看護婦と話していた際に、看護婦の息子が良多との間に入ります。
看護婦は再婚相手の子どもである息子との関係をうまく築けるか不安で、野々宮家と斎木家の子どもの取り違えをしたはずです。
しかし看護婦が息子と家族として暮らしていく中で過ごした時間が2人を家族にしたからこそ息子が母親を守ろうとしたのではないでしょうか?
昔から日本には「生みの親より育ての親」、「親がなくとも子は育つ」といった表現もあるのです。
タイトルの真意
この映画のタイトル、『そして父になる』にはどのような真意が隠されているのでしょうか。
父親として成長する過程を描いている
この映画には、「新生児の取り違え」という問題に直面することで、苦悩と葛藤しながら父親が成長する過程を描かれています。
これまで家庭を顧みずに仕事ばかりしていた良多が、初めて子どもと向き合い、時には間違えながら本当の父親になろうとしていくのです。
誰でもいきなり父親、母親になれるはずはありません。
子どもと向き合って、同じ時間を過ごすことで一緒に親子になっていくのではないでしょうか。
そして父になる
子どもの取り違えが判明した際、良多は自分とは違って競争意識があまりなく優しい性格の慶多が自分の子どもでないことに納得していました。
しかし、斎木家との交流や妻、そして慶多と琉晴という息子たちとのふれあいの中で本当に大切なものに気がつきます。
ラストシーンで斎木家を訪れた良多を見て、逃げ出した慶多。
良多は想いを伝えるため慶多を追いかけながら、お互いの本音をぶつけ合います。
2人のそれぞれ歩いていた道が合流した瞬間、お互いの想いも交錯し、良多は父になるスタートラインにようやく立つことができたのです。
全員で斎木家に入った理由とは
『そして父になる』は飛び出した慶多と一緒に良多が斎木家に戻り全員が家の中に入るシーンで幕を閉じます。
なぜ、全員で斎木家に入ったのでしょう?
それは2組の別々だった家族が一緒に子どもたちの成長を見守っていく、という決意なのではないでしょうか。
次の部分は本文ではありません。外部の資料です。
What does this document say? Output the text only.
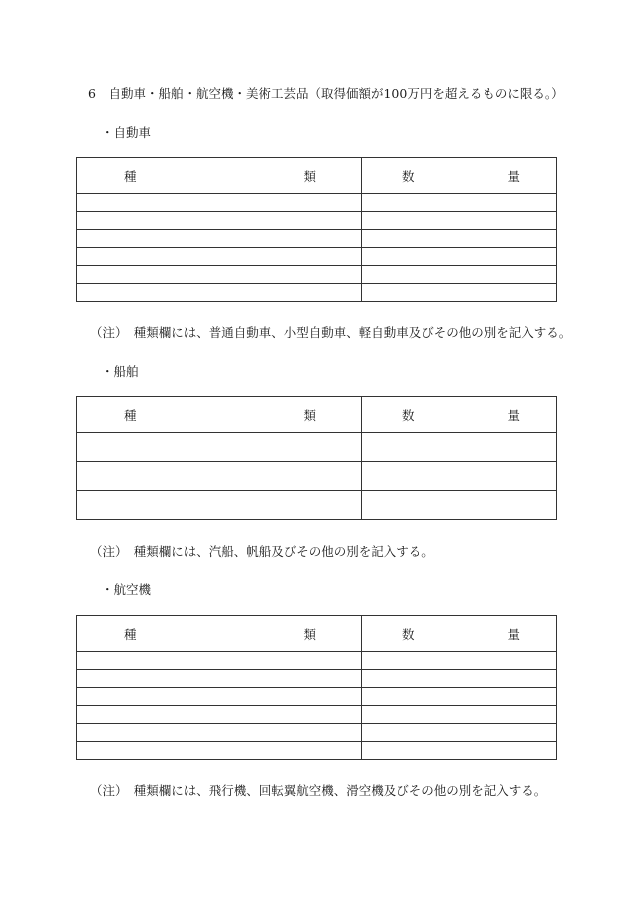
6　自動車・船舶・航空機・美術工芸品（取得価額が100万円を超えるものに限る。）
・自動車
種 類	数 量

（注）　種類欄には、普通自動車、小型自動車、軽自動車及びその他の別を記入する。
・船舶
種 類	数 量

（注）　種類欄には、汽船、帆船及びその他の別を記入する。
・航空機
種 類	数 量

（注）　種類欄には、飛行機、回転翼航空機、滑空機及びその他の別を記入する。
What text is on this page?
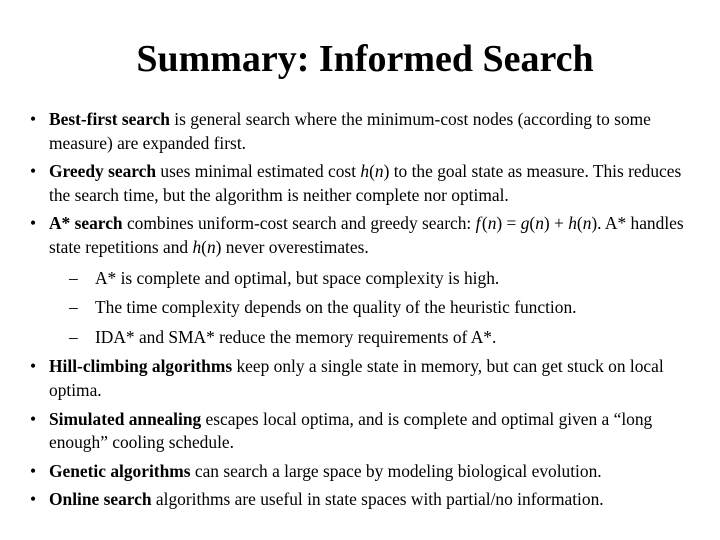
Summary: Informed Search
• Best-first search is general search where the minimum-cost nodes (according to some measure) are expanded first.
• Greedy search uses minimal estimated cost h(n) to the goal state as measure. This reduces the search time, but the algorithm is neither complete nor optimal.
• A* search combines uniform-cost search and greedy search: f (n) = g(n) + h(n). A* handles state repetitions and h(n) never overestimates.
– A* is complete and optimal, but space complexity is high.
– The time complexity depends on the quality of the heuristic function.
– IDA* and SMA* reduce the memory requirements of A*.
• Hill-climbing algorithms keep only a single state in memory, but can get stuck on local optima.
• Simulated annealing escapes local optima, and is complete and optimal given a “long enough” cooling schedule.
• Genetic algorithms can search a large space by modeling biological evolution.
• Online search algorithms are useful in state spaces with partial/no information.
今までは子どもたちを交換しなるべく関わらずに生活をしていこうという方針だった両家が、協力し合いながら愛情を持って子育てをしていく。
これが両家の導き出した答えだったのです。
結末は正解だったのか
この2組の家族の本当の結末というのは映画の中で明確に描かれていません。
子どもの交換を取りやめるのか、それとも交換したままにするのか。
他にも、本当に両家揃って全員の子どもたちを育てるという選択肢もあるかもしれません。
ただひとついえることは、本当の結末がどのようなものであっても、家族とは血の繋がりだけでなく過ごした時間も大切であるということです。
血が繋がっていても繋がっていなくとも愛情を育むことができればきっとその家族にとっての結末は幸せなものとなります。